Additionally, approximately 18,000 new private residential units are expected to enter the market this year. According to Savills Research, last quarter alone saw the completion of 4,423 units, the highest number of completions in a quarter since Q4 2018 when 4,720 units were finished. Major upcoming projects set to be completed this year include Treasure at Tampines with 2,203 units and Normanton Park with 1,862 units.
According to Marc Chan, sales director at PropertyLimBrothers, the impact of the new supply on the market will vary depending on the location of the developments. Some areas are still facing a shortage of supply. Additionally, the gradual release of new projects and their location will play a significant role in their absorption.
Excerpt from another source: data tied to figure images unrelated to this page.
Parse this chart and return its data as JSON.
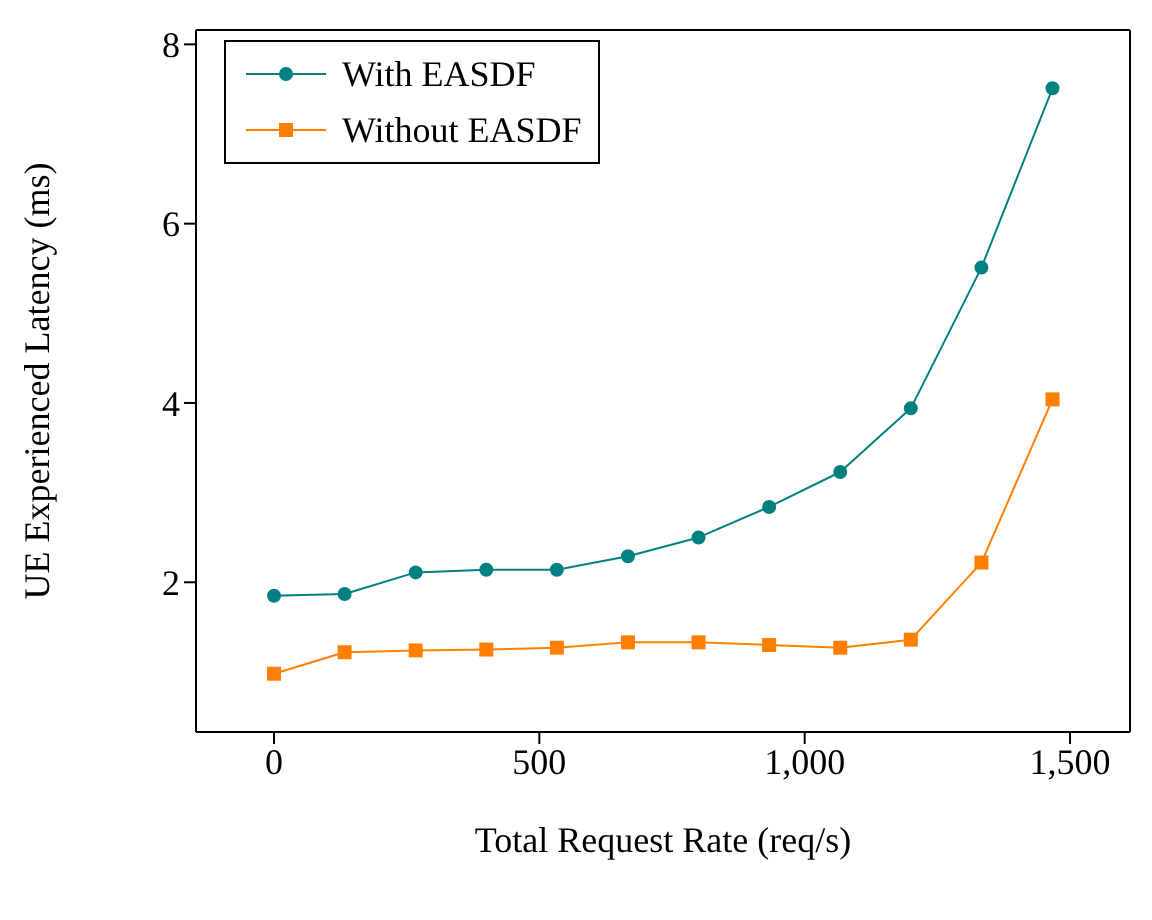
{
  "chart_data": {
    "type": "line",
    "xlabel": "Total Request Rate (req/s)",
    "ylabel": "UE Experienced Latency (ms)",
    "x": [
      0,
      133,
      267,
      400,
      533,
      667,
      800,
      933,
      1067,
      1200,
      1333,
      1467
    ],
    "series": [
      {
        "name": "With EASDF",
        "color": "#008080",
        "marker": "circle",
        "values": [
          1.85,
          1.87,
          2.11,
          2.14,
          2.14,
          2.29,
          2.5,
          2.84,
          3.23,
          3.94,
          5.51,
          7.51
        ]
      },
      {
        "name": "Without EASDF",
        "color": "#ff8000",
        "marker": "square",
        "values": [
          0.98,
          1.22,
          1.24,
          1.25,
          1.27,
          1.33,
          1.33,
          1.3,
          1.27,
          1.36,
          2.22,
          4.04
        ]
      }
    ],
    "xlim": [
      -147,
      1613
    ],
    "xticks": [
      0,
      500,
      {
        "value": 1000,
        "label": "1,000"
      },
      {
        "value": 1500,
        "label": "1,500"
      }
    ],
    "ylim": [
      0.33,
      8.16
    ],
    "yticks": [
      2,
      4,
      6,
      8
    ],
    "grid": false,
    "legend": "top left"
  }
}
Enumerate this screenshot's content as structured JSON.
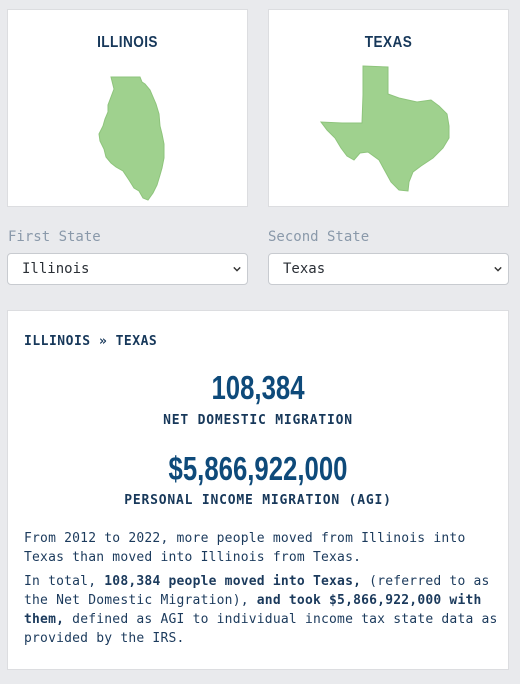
{
  "first_state": {
    "map_title": "ILLINOIS",
    "select_label": "First State",
    "selected": "Illinois"
  },
  "second_state": {
    "map_title": "TEXAS",
    "select_label": "Second State",
    "selected": "Texas"
  },
  "result": {
    "route_from": "ILLINOIS",
    "route_sep": "»",
    "route_to": "TEXAS",
    "net_migration": "108,384",
    "net_migration_caption": "NET DOMESTIC MIGRATION",
    "agi": "$5,866,922,000",
    "agi_caption": "PERSONAL INCOME MIGRATION (AGI)",
    "para1": "From 2012 to 2022, more people moved from Illinois into Texas than moved into Illinois from Texas.",
    "para2_a": "In total, ",
    "para2_b": "108,384 people moved into Texas,",
    "para2_c": " (referred to as the Net Domestic Migration), ",
    "para2_d": "and took $5,866,922,000 with them,",
    "para2_e": " defined as AGI to individual income tax state data as provided by the IRS."
  },
  "colors": {
    "map_fill": "#9fd18e",
    "big_number": "#0e4a7a",
    "text": "#1b3a5c",
    "label": "#8a99aa",
    "background": "#e9eaed"
  }
}
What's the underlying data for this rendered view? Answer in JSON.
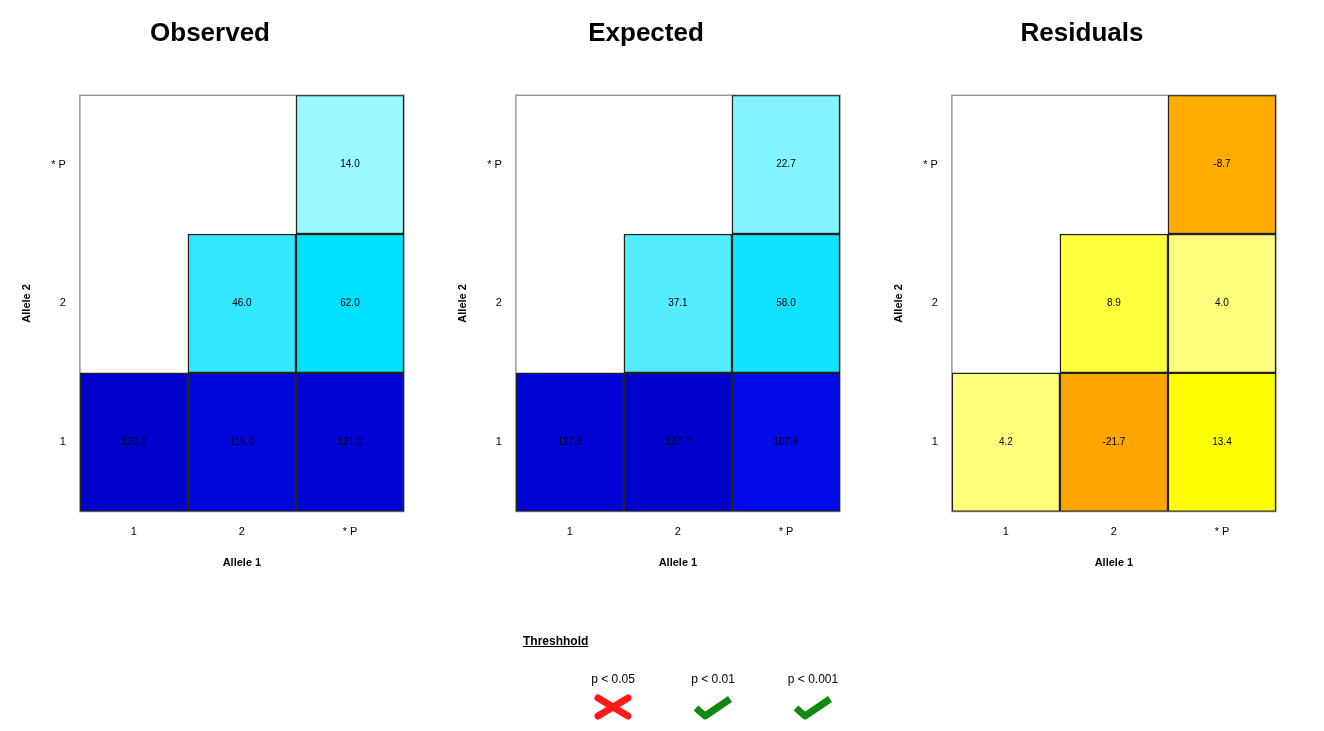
{
  "chart_data": [
    {
      "type": "heatmap",
      "title": "Observed",
      "xlabel": "Allele 1",
      "ylabel": "Allele 2",
      "categories": [
        "1",
        "2",
        "* P"
      ],
      "y_categories": [
        "* P",
        "2",
        "1"
      ],
      "cells": [
        [
          null,
          null,
          14.0
        ],
        [
          null,
          46.0,
          62.0
        ],
        [
          132.0,
          116.0,
          121.0
        ]
      ],
      "data_labels": true,
      "cell_labels": [
        [
          null,
          null,
          "14.0"
        ],
        [
          null,
          "46.0",
          "62.0"
        ],
        [
          "132.0",
          "116.0",
          "121.0"
        ]
      ],
      "grid": false
    },
    {
      "type": "heatmap",
      "title": "Expected",
      "xlabel": "Allele 1",
      "ylabel": "Allele 2",
      "categories": [
        "1",
        "2",
        "* P"
      ],
      "y_categories": [
        "* P",
        "2",
        "1"
      ],
      "cells": [
        [
          null,
          null,
          22.7
        ],
        [
          null,
          37.1,
          58.0
        ],
        [
          127.8,
          137.7,
          107.6
        ]
      ],
      "data_labels": true,
      "cell_labels": [
        [
          null,
          null,
          "22.7"
        ],
        [
          null,
          "37.1",
          "58.0"
        ],
        [
          "127.8",
          "137.7",
          "107.6"
        ]
      ],
      "grid": false
    },
    {
      "type": "heatmap",
      "title": "Residuals",
      "xlabel": "Allele 1",
      "ylabel": "Allele 2",
      "categories": [
        "1",
        "2",
        "* P"
      ],
      "y_categories": [
        "* P",
        "2",
        "1"
      ],
      "cells": [
        [
          null,
          null,
          -8.7
        ],
        [
          null,
          8.9,
          4.0
        ],
        [
          4.2,
          -21.7,
          13.4
        ]
      ],
      "data_labels": true,
      "cell_labels": [
        [
          null,
          null,
          "-8.7"
        ],
        [
          null,
          "8.9",
          "4.0"
        ],
        [
          "4.2",
          "-21.7",
          "13.4"
        ]
      ],
      "grid": false
    },
    {
      "type": "other",
      "title": "Threshhold",
      "annotations": [
        "p < 0.05",
        "p < 0.01",
        "p < 0.001"
      ]
    }
  ]
}
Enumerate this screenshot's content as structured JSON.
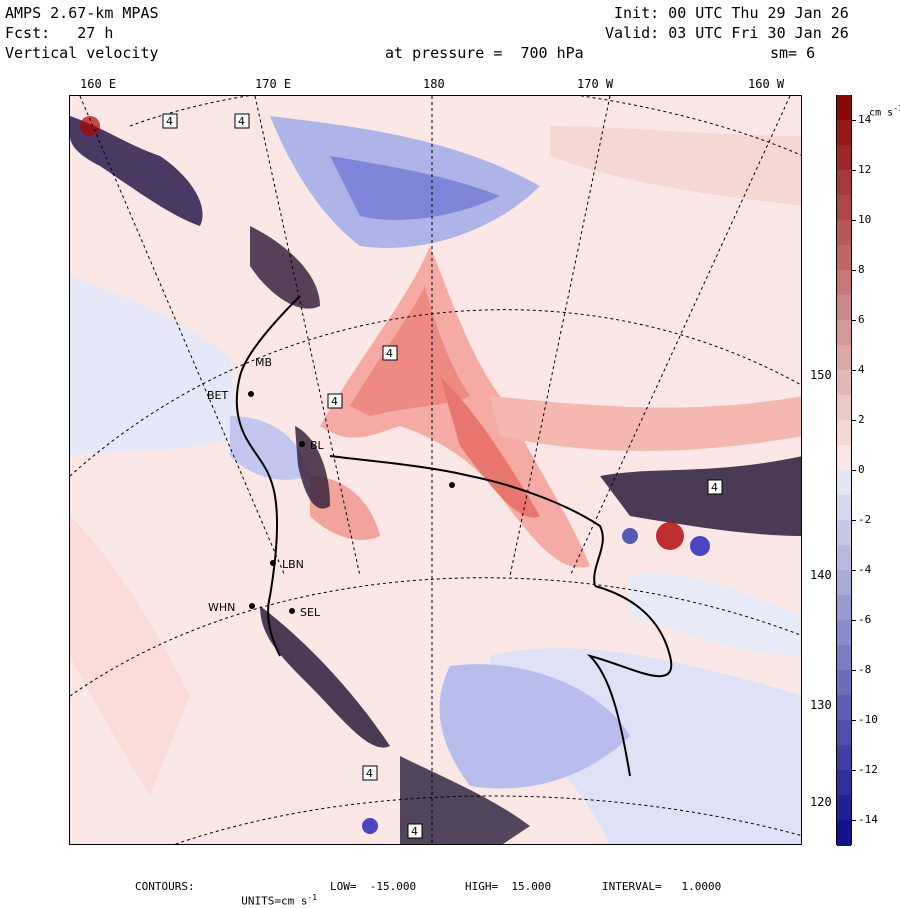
{
  "header": {
    "model": "AMPS 2.67-km MPAS",
    "forecast": "Fcst:   27 h",
    "field": "Vertical velocity",
    "init": "Init: 00 UTC Thu 29 Jan 26",
    "valid": "Valid: 03 UTC Fri 30 Jan 26",
    "pressure": "at pressure =  700 hPa",
    "smoothing": "sm= 6"
  },
  "longitude_labels": [
    "160 E",
    "170 E",
    "180",
    "170 W",
    "160 W"
  ],
  "latitude_labels": [
    "150 W",
    "140 W",
    "130 W",
    "120 W"
  ],
  "stations": [
    "BET",
    "BL",
    "LBN",
    "WHN",
    "SEL",
    "MB"
  ],
  "contour_box_label": "4",
  "colorbar": {
    "units_prefix": "cm s",
    "units_exp": "-1",
    "ticks": [
      "14",
      "12",
      "10",
      "8",
      "6",
      "4",
      "2",
      "0",
      "-2",
      "-4",
      "-6",
      "-8",
      "-10",
      "-12",
      "-14"
    ],
    "levels": [
      -15,
      -14,
      -13,
      -12,
      -11,
      -10,
      -9,
      -8,
      -7,
      -6,
      -5,
      -4,
      -3,
      -2,
      -1,
      0,
      1,
      2,
      3,
      4,
      5,
      6,
      7,
      8,
      9,
      10,
      11,
      12,
      13,
      14,
      15
    ],
    "neg_color_strong": "#0a0a8a",
    "pos_color_strong": "#8a0000"
  },
  "footer": {
    "contours": "CONTOURS:",
    "units_label": "UNITS=cm s",
    "units_exp": "-1",
    "low": "LOW=  -15.000",
    "high": "HIGH=  15.000",
    "interval": "INTERVAL=   1.0000"
  }
}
Looking ahead, Tan expects that April will be an intriguing month to observe, as the market has not yet reached a point where units remain unoccupied.
Leases that begin in March were largely agreed upon and signed months ago as tenants were apprehensive of further rent increases and renewed their leases early. However, units that are available from next month onwards are the ones being marketed during the slowdown. Agents admitted that landlords are in a difficult position due to the increase in mortgage rates and property taxes, but they need to be practical. Tuzemen stated that if a landlord's property is not being rented out, and they need the rental income to pay their mortgage, it is not advisable to resist the market.
Tan expressed skepticism about the prospect of rents continuing to rise this year, although she also hopes they won't fall. She thinks that for the first half of the year, they will probably remain at reasonable levels comparable to last year, with a median increase of around 30% compared to two years ago, rather than the more extreme hikes of 50%. In contrast, Sheo believes that a downtrend in rents is more likely, given the increase in supply and the lack of a corresponding spike in demand.
Sheo said that the heavy influx of foreigners that began a year ago has already subsided, and rents may start to decrease gradually in about three months and become more common by September. As the market returns to normal levels, factors such as location, infrastructure, and the condition of individual units will influence rental rates
A relocation agent stated that rents for properties located in the outskirts and not near train stations are likely to decrease. On the other hand, Sheo noted that larger units between 1,600 to 2,000 square feet have more bargaining power, but smaller units without any special features may require landlords to lower their rental demands to secure tenants quickly.